Si vous avez regardé la couverture du MotoGP ces dernières années, il y a de fortes chances que vous connaissiez le commentateur Simon Crafar. Il n’est pas seulement n’importe lequel commentateur, cependant, c’est un ancien pilote qui a participé à plusieurs séries, notamment le championnat du monde 500cc, le World Superbike et la course d’endurance des 8 heures de Suzuka. En d’autres termes, on pourrait dire qu’il a de l’expérience.
Le circuit international de Buddh en Inde est une nouvelle étape du calendrier MotoGP en 2023. Conçu par Hermann Tilke, les fans de Formule 1 se souviennent peut-être de ses débuts en accueillant des courses de Formule 1 depuis son ouverture en 2011 jusqu’en 2013. C’est un circuit technique, mais il y a un monde de différence entre conduire des voitures de F1 sur une piste et conduire des motos MotoGP sur une piste. Comment ça se cumule ?

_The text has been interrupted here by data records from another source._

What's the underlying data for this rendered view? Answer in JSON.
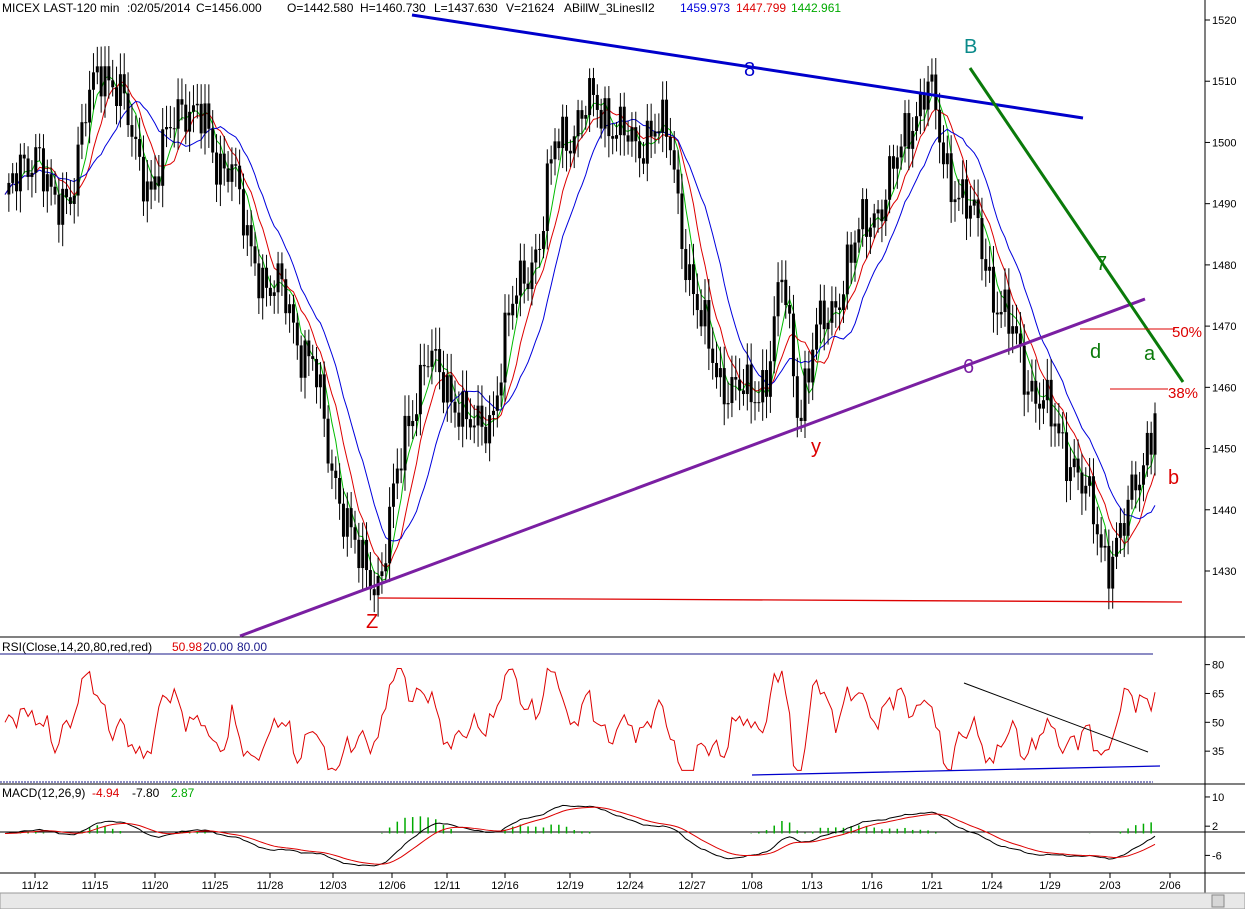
{
  "header": {
    "symbol": "MICEX LAST-120 min",
    "date": ":02/05/2014",
    "close": "C=1456.000",
    "open": "O=1442.580",
    "high": "H=1460.730",
    "low": "L=1437.630",
    "volume": "V=21624",
    "indicator": "ABillW_3LinesII2",
    "ind_blue": "1459.973",
    "ind_red": "1447.799",
    "ind_green": "1442.961"
  },
  "colors": {
    "candle": "#000000",
    "ma_blue": "#0000dd",
    "ma_red": "#dd0000",
    "ma_green": "#00bb00",
    "trend_blue": "#0000cc",
    "trend_purple": "#7a1fa2",
    "trend_green": "#0a7a0a",
    "rsi": "#dd0000",
    "macd": "#000000",
    "signal": "#dd0000",
    "hist": "#00aa00"
  },
  "price_axis": {
    "ticks": [
      "1520",
      "1510",
      "1500",
      "1490",
      "1480",
      "1470",
      "1460",
      "1450",
      "1440",
      "1430"
    ]
  },
  "annotations": {
    "B": "B",
    "y": "y",
    "Z": "Z",
    "d": "d",
    "a": "a",
    "b": "b",
    "line8": "8",
    "line7": "7",
    "line6": "6",
    "fib50": "50%",
    "fib38": "38%"
  },
  "rsi": {
    "label": "RSI(Close,14,20,80,red,red)",
    "value": "50.98",
    "low": "20.00",
    "high": "80.00",
    "ticks": [
      "80",
      "65",
      "50",
      "35"
    ]
  },
  "macd": {
    "label": "MACD(12,26,9)",
    "v1": "-4.94",
    "v2": "-7.80",
    "v3": "2.87",
    "ticks": [
      "10",
      "2",
      "-6"
    ]
  },
  "x_axis": {
    "ticks": [
      "11/12",
      "11/15",
      "11/20",
      "11/25",
      "11/28",
      "12/03",
      "12/06",
      "12/11",
      "12/16",
      "12/19",
      "12/24",
      "12/27",
      "1/08",
      "1/13",
      "1/16",
      "1/21",
      "1/24",
      "1/29",
      "2/03",
      "2/06"
    ]
  },
  "chart_data": {
    "type": "line",
    "title": "MICEX LAST-120 min",
    "series": [
      {
        "name": "Close",
        "values": [
          1490,
          1495,
          1500,
          1488,
          1492,
          1505,
          1512,
          1510,
          1498,
          1493,
          1500,
          1507,
          1505,
          1496,
          1498,
          1482,
          1478,
          1476,
          1468,
          1465,
          1448,
          1440,
          1430,
          1428,
          1442,
          1455,
          1466,
          1460,
          1458,
          1452,
          1455,
          1470,
          1478,
          1484,
          1500,
          1502,
          1506,
          1505,
          1502,
          1498,
          1504,
          1500,
          1482,
          1470,
          1462,
          1460,
          1458,
          1462,
          1478,
          1456,
          1468,
          1472,
          1480,
          1486,
          1490,
          1496,
          1504,
          1510,
          1496,
          1492,
          1486,
          1476,
          1470,
          1462,
          1458,
          1452,
          1448,
          1440,
          1432,
          1436,
          1446,
          1456
        ]
      }
    ]
  }
}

S’il sera intéressant de voir ce que le paddock MotoGP pense de ce circuit après avoir eu l’occasion de le connaître au cours du week-end, Simon Crafar a fait quelques tours en solo avec une GoPro pour montrer tout le Fans de MotoGP du monde entier. Qu’en pensait-il ?
Dans la vidéo, vous pouvez voir et entendre Crafar raconter ses expériences alors qu’il fait un tour de piste. Il est clair qu’il est déjà sorti au moins une fois auparavant, sans que la caméra ne tourne, ce qui est logique. Si vous envisagez de raconter, il est utile d’étudier le matériel. Les impressions globales sont positives, avec certaines caractéristiques qui le frappent favorablement face à des circuits imposants comme Suzuka et Portimao.
Il y a aussi des moments effrayants, avec certains virages qui donnent l’impression que vous n’êtes pas capable de tourner là où l’instinct d’un coureur vous dirait normalement de le faire. C’est peut-être quelque chose qui peut être ajusté au fil du temps, mais c’est bien sûr quelque chose qui dépend probablement de chaque coureur et de la façon dont il l’aborde.
Il est toujours intéressant d’avoir une impression d’un parcours via les panneaux embarqués, car cela donne une perspective bien différente de celle que peuvent offrir les images de course professionnelles omniscientes et multi-caméras. Avoir une idée (même minime) de ce que c’est que d’être dans le cockpit, plutôt que de flotter au-dessus, donne une petite perspective sur ce que les pilotes vivront. Nous ne pouvons pas sentir la chaleur ni sentir les pneus à travers nos écrans, mais c’est quand même une chose de plus à laquelle nous devons penser lorsque nous regardons les courses se dérouler.